Just then an SUV sitting at the intersection across the street pulls forward. Without warning, it turns left—right over the first-grader. Later, the driver would tell officers that he was blinded by the morning sun and never saw the little girl.
But three years and a day after I held my wife’s hand as she slipped into eternity in a tragic and premature way, a mother just blocks from my house held her daughter’s hand as she lay in the street and slipped into eternity in a tragic and premature way. And two more families, and classmates, and teachers, and neighbors joined us in the House of Mourning.
It was my responsibility on the following Sunday to teach the second of a two-part series to a class at my church. The first week I had spoken on God’s lovingkindness from Psalm 136, which twenty-six times insists that God’s lovingkindness is everlasting. And then that tragic “unintentional injury” occurred to a little girl in our community. I found myself silenced. And a bit embarrassed, to be honest. Rebuked, was how I felt. Rebuked by life and by “reality.”
Where was God’s lovingkindness for that precious little girl? That was the obvious question. Where was God’s lovingkindness for that poor mother? Where was God’s lovingkindness for the little sister who watched the whole tragedy unfold? Where was God’s lovingkindness for the eighteen-year-old driver and his family? Where was God’s lovingkindness for everyone else who loved those involved in the tragedy?
Psalm 136 says, “Give thanks to the Lord, for He is good, for His lovingkindness is everlasting.” Oh really? In what sense is it “everlasting”? And what about that proverb I cited earlier? “It is better to go to a house of mourning than to go to a house of feasting.” How so? In what sense is it “better”?
I had planned to teach on other things that Sunday. But the loss of that little girl just taunted me: “So, Bill, have you learned anything through your experience with Nancy’s death that might be useful in a time like this?” The book that follows is what I ended up saying.

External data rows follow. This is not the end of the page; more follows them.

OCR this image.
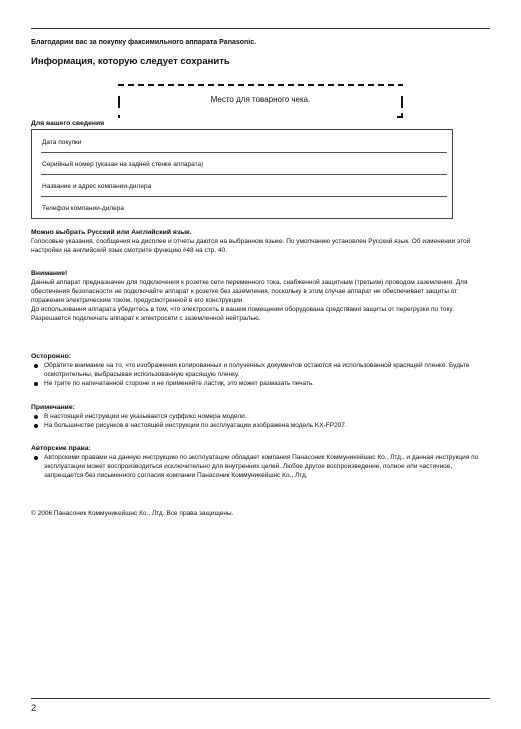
Благодарим вас за покупку факсимильного аппарата Panasonic.
Информация, которую следует сохранить
Место для товарного чека.
Для вашего сведения
Дата покупки
Серийный номер (указан на задней стенке аппарата)
Название и адрес компании-дилера
Телефон компании-дилера

Можно выбрать Русский или Английский язык.

Голосовые указания, сообщения на дисплее и отчеты даются на выбранном языке. По умолчанию установлен Русский язык. Об изменении этой настройки на английский язык смотрите функцию #48 на стр. 40.

Внимание!

Данный аппарат предназначен для подключения к розетке сети переменного тока, снабженной защитным (третьим) проводом заземления. Для обеспечения безопасности не подключайте аппарат к розетке без заземления, поскольку в этом случае аппарат не обеспечивает защиты от поражения электрическим током, предусмотренной в его конструкции.

До использования аппарата убедитесь в том, что электросеть в вашем помещении оборудована средствами защиты от перегрузки по току.

Разрешается подключать аппарат к электросети с заземленной нейтралью.

Осторожно:

Обратите внимание на то, что изображения копированных и полученных документов остаются на использованной красящей пленке. Будьте осмотрительны, выбрасывая использованную красящую пленку.
Не трите по напечатанной стороне и не применяйте ластик, это может размазать печать.

Примечание:

В настоящей инструкции не указывается суффикс номера модели.
На большинстве рисунков в настоящей инструкции по эксплуатации изображена модель KX-FP207.

Авторские права:

Авторскими правами на данную инструкцию по эксплуатации обладает компания Панасоник Коммуникейшнс Ко., Лтд., и данная инструкция по эксплуатации может воспроизводиться исключительно для внутренних целей. Любое другое воспроизведение, полное или частичное, запрещается без письменного согласия компании Панасоник Коммуникейшнс Ко., Лтд.
© 2006 Панасоник Коммуникейшнс Ко., Лтд. Все права защищены.
2
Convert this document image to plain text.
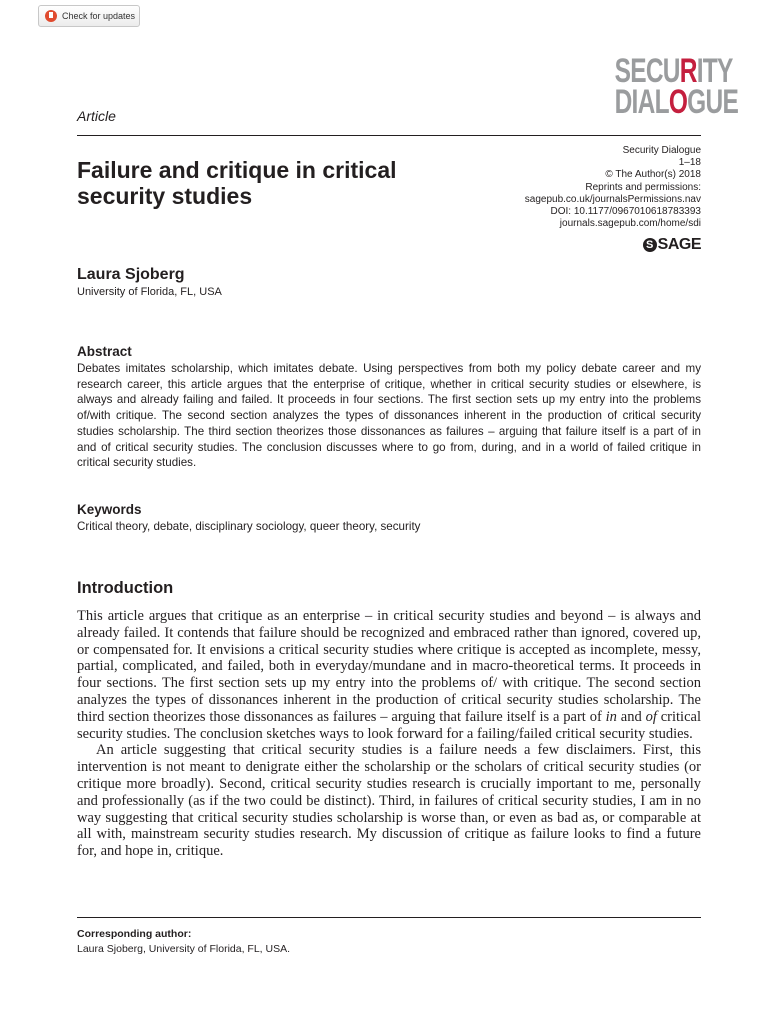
Check for updates
SECURITY
DIALOGUE
Article
Security Dialogue
1–18
© The Author(s) 2018
Reprints and permissions:
sagepub.co.uk/journalsPermissions.nav
DOI: 10.1177/0967010618783393
journals.sagepub.com/home/sdi
S SAGE
Failure and critique in critical security studies
Laura Sjoberg
University of Florida, FL, USA
Abstract

Debates imitates scholarship, which imitates debate. Using perspectives from both my policy debate career and my research career, this article argues that the enterprise of critique, whether in critical security studies or elsewhere, is always and already failing and failed. It proceeds in four sections. The first section sets up my entry into the problems of/with critique. The second section analyzes the types of dissonances inherent in the production of critical security studies scholarship. The third section theorizes those dissonances as failures – arguing that failure itself is a part of in and of critical security studies. The conclusion discusses where to go from, during, and in a world of failed critique in critical security studies.

Keywords
Critical theory, debate, disciplinary sociology, queer theory, security
Introduction

This article argues that critique as an enterprise – in critical security studies and beyond – is always and already failed. It contends that failure should be recognized and embraced rather than ignored, covered up, or compensated for. It envisions a critical security studies where critique is accepted as incomplete, messy, partial, complicated, and failed, both in everyday/mundane and in macro-theoretical terms. It proceeds in four sections. The first section sets up my entry into the problems of/ with critique. The second section analyzes the types of dissonances inherent in the production of critical security studies scholarship. The third section theorizes those dissonances as failures – arguing that failure itself is a part of in and of critical security studies. The conclusion sketches ways to look forward for a failing/failed critical security studies.

An article suggesting that critical security studies is a failure needs a few disclaimers. First, this intervention is not meant to denigrate either the scholarship or the scholars of critical security studies (or critique more broadly). Second, critical security studies research is crucially important to me, personally and professionally (as if the two could be distinct). Third, in failures of critical security studies, I am in no way suggesting that critical security studies scholarship is worse than, or even as bad as, or comparable at all with, mainstream security studies research. My discussion of critique as failure looks to find a future for, and hope in, critique.

Corresponding author:
Laura Sjoberg, University of Florida, FL, USA.
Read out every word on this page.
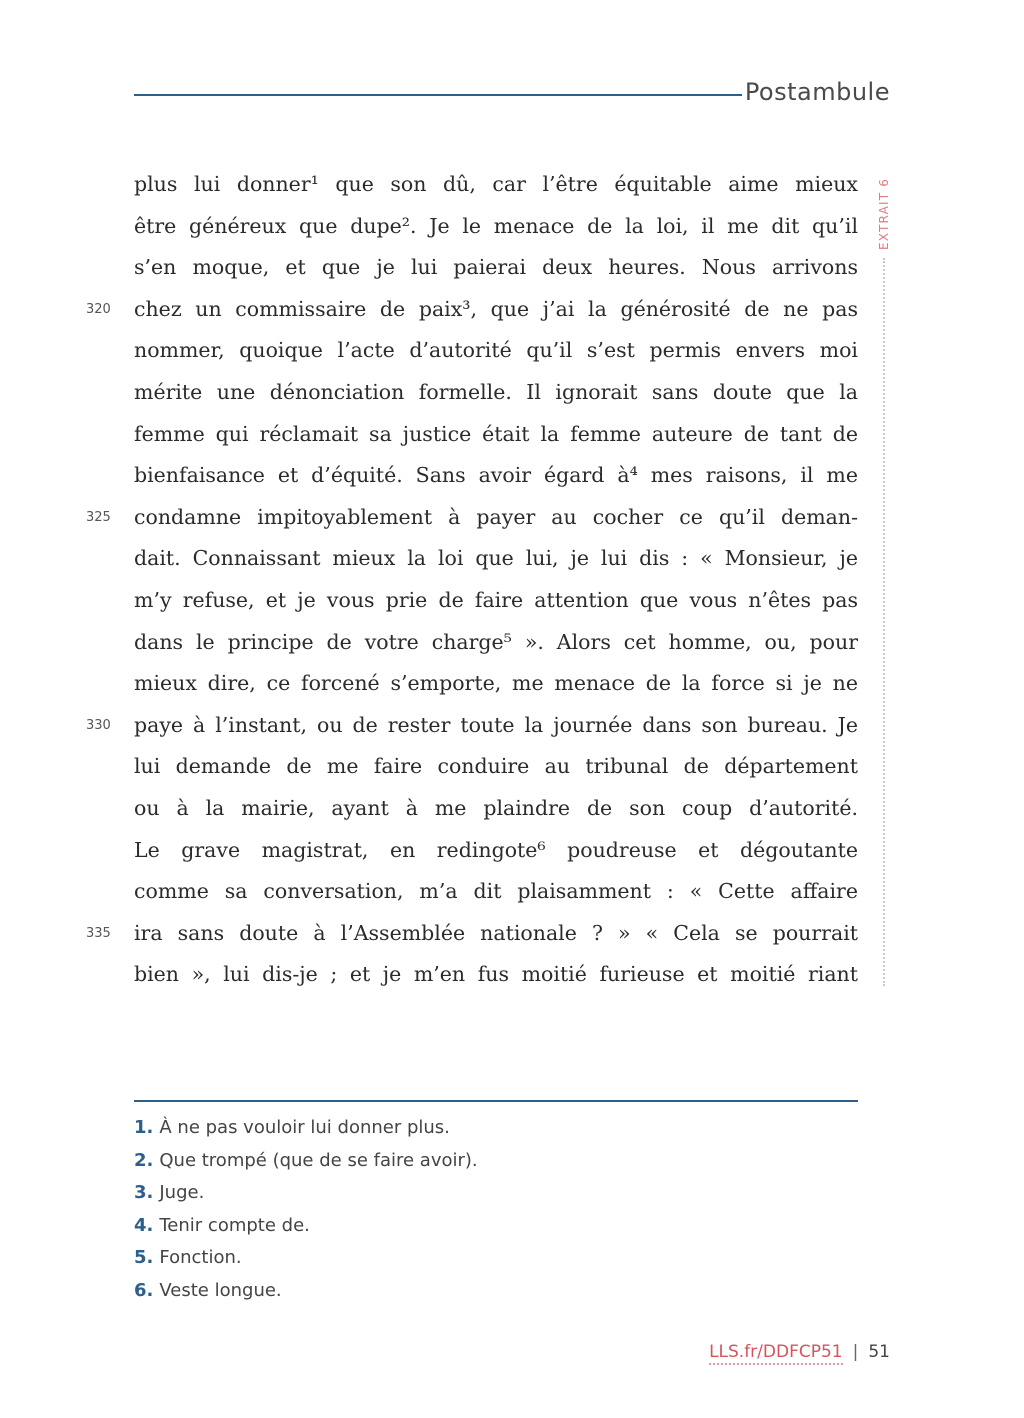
Postambule
EXTRAIT 6
plus lui donner¹ que son dû, car l’être équitable aime mieux
être généreux que dupe². Je le menace de la loi, il me dit qu’il
s’en moque, et que je lui paierai deux heures. Nous arrivons
320	chez un commissaire de paix³, que j’ai la générosité de ne pas
nommer, quoique l’acte d’autorité qu’il s’est permis envers moi
mérite une dénonciation formelle. Il ignorait sans doute que la
femme qui réclamait sa justice était la femme auteure de tant de
bienfaisance et d’équité. Sans avoir égard à⁴ mes raisons, il me
325	condamne impitoyablement à payer au cocher ce qu’il deman-
dait. Connaissant mieux la loi que lui, je lui dis : « Monsieur, je
m’y refuse, et je vous prie de faire attention que vous n’êtes pas
dans le principe de votre charge⁵ ». Alors cet homme, ou, pour
mieux dire, ce forcené s’emporte, me menace de la force si je ne
330	paye à l’instant, ou de rester toute la journée dans son bureau. Je
lui demande de me faire conduire au tribunal de département
ou à la mairie, ayant à me plaindre de son coup d’autorité.
Le grave magistrat, en redingote⁶ poudreuse et dégoutante
comme sa conversation, m’a dit plaisamment : « Cette affaire
335	ira sans doute à l’Assemblée nationale ? » « Cela se pourrait
bien », lui dis-je ; et je m’en fus moitié furieuse et moitié riant
1. À ne pas vouloir lui donner plus.
2. Que trompé (que de se faire avoir).
3. Juge.
4. Tenir compte de.
5. Fonction.
6. Veste longue.
LLS.fr/DDFCP51 | 51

But before I say it, let me say this to the reader. As you may have guessed by now, I approach grief as a Christian, and I write from my perspective as a Christian. However, this book is not just for Christians. It’s for anyone who knows grief, loss, pain, or suffering. Because the experience of those sorrows is universal.

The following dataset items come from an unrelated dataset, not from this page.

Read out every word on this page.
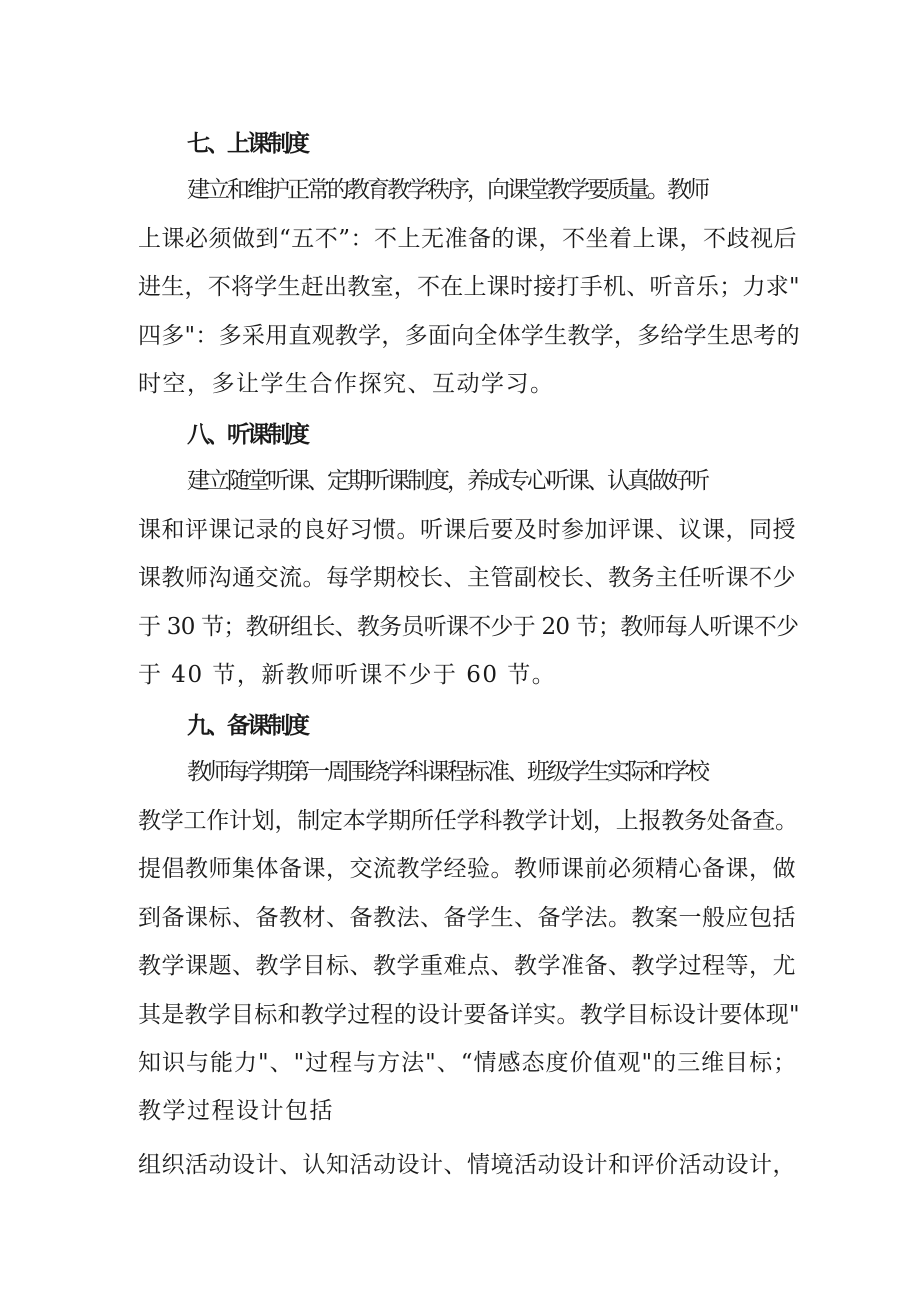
七、上课制度

建立和维护正常的教育教学秩序，向课堂教学要质量。教师

上课必须做到“五不”：不上无准备的课，不坐着上课，不歧视后

进生，不将学生赶出教室，不在上课时接打手机、听音乐；力求"

四多"：多采用直观教学，多面向全体学生教学，多给学生思考的

时空，多让学生合作探究、互动学习。

八、听课制度

建立随堂听课、定期听课制度，养成专心听课、认真做好听

课和评课记录的良好习惯。听课后要及时参加评课、议课，同授

课教师沟通交流。每学期校长、主管副校长、教务主任听课不少

于 30 节；教研组长、教务员听课不少于 20 节；教师每人听课不少

于 40 节，新教师听课不少于 60 节。

九、备课制度

教师每学期第一周围绕学科课程标准、班级学生实际和学校

教学工作计划，制定本学期所任学科教学计划，上报教务处备查。

提倡教师集体备课，交流教学经验。教师课前必须精心备课，做

到备课标、备教材、备教法、备学生、备学法。教案一般应包括

教学课题、教学目标、教学重难点、教学准备、教学过程等，尤

其是教学目标和教学过程的设计要备详实。教学目标设计要体现"

知识与能力"、"过程与方法"、“情感态度价值观"的三维目标；

教学过程设计包括

组织活动设计、认知活动设计、情境活动设计和评价活动设计，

I recognize that not every reader will share my beliefs. That’s fine. My hope is that regardless of your faith, religion, or spirituality, you will benefit from my experience. Because should you ever find yourself in the House of Mourning, you’ll discover a perfect cross section of the world. We’ve got people with all kinds of beliefs and disbeliefs about God here. And the interesting thing about mourning is that it more or less forces out what people really hold to and hold on to. What follows is what the burden of the last ten years has forced out of me.